Originaltitel: Camping del terrore

Alternativtitel: Camping della morte

Herstellungsland/Herstellungsjahr: Italien, UAS, 1986

Laufzeit: 84 min

Regie: Ruggero Deodato

Darsteller: Mimsy Farmer; Charles Napier; David Hess; Cynthia Thompson


 

Story

Sechzehn Jahre nachdem ein Teenie- Pärchen brutal in einem Feriencamp ermordet wurde, zieht es mehrere Teenager in dieses Camp um dort ein wenig auszuspannen und zu feiern. Am Camp angekommen versucht der Campverwalter die Leute wieder los zu werden, hat aber keine Chance, da die Urlauber unterwegs seinen Sohn mitgenommen haben, dem es prompt gelingt zu vermitteln. Dem Sheriff, der zu allem Übel noch ein Verhältnis mit der Frau des Campverwalters pflegt, schmeckt die ganze Sache überhaupt nicht. Aus diesem Grund schnüffelt er noch mehr als vorher in der Umgebung des Camps herum.
Nachdem sich die Urlauber häuslich eingerichtet haben, beginnen sie auch schon die Umgebung zu erkunden und sich einen Lenz zu machen.
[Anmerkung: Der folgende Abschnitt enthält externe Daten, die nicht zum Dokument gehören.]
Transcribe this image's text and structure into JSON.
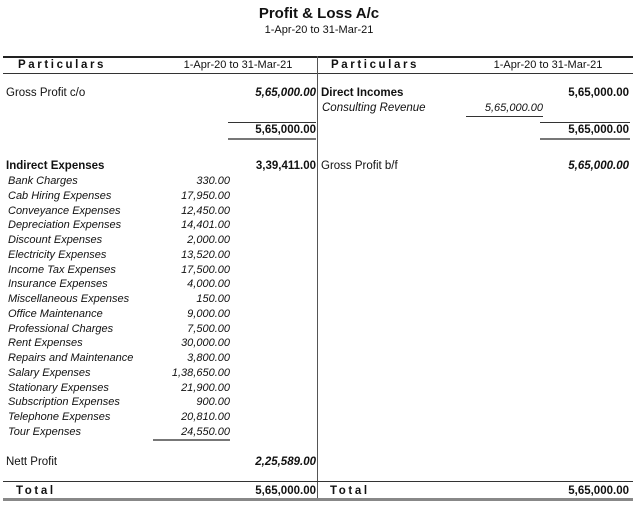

Aus dem gemütlichen Urlaub wird aber nichts, da sich der Mörder, der schon vor 16 Jahren an Ort und Stelle war, mit ihnen im Wald befindet und nichts an seiner Meinung über turtelnde Teens geändert hat.
 

Meinung

 BODY COUNT kommt recht ordentlich daher, aber in kreativer Hinsicht ist Kannibalen-King Deodato hier wohl auf dem Tiefpunkt angelangt. CUT AND RUN war auch nicht wesentlich anspruchsvoller, bot aber wenigstens noch seinen ursprünglichen, nämlich kompromisslos-harten Stil. B.C. hingegen ist Ami-Plagiat-Kino par Excellence .
BODY COUNT bietet wie zu erwarten dumme Teenie-Darsteller, etwas Sex, peinliche Gags und  zahlreiche blutige Morde. Kombiniert man letzteren Aspekt mit dem recht großen Aufgebot an beliebten Genre-Stars in Gastrollen (David Hess, Mimsy Farmer, John Steiner, Ivan Rassimov) kommt für den Camp-Slasher-Fan eigentlich doch ganz nette Unterhaltung raus.

Die Morde schauen zwar teilweise komisch abgehakt aus (was wahrscheinlich am schlechten Schnitt liegt), aber da am Cover ungekürzte Fassung steht, wollen wir es mal glauben.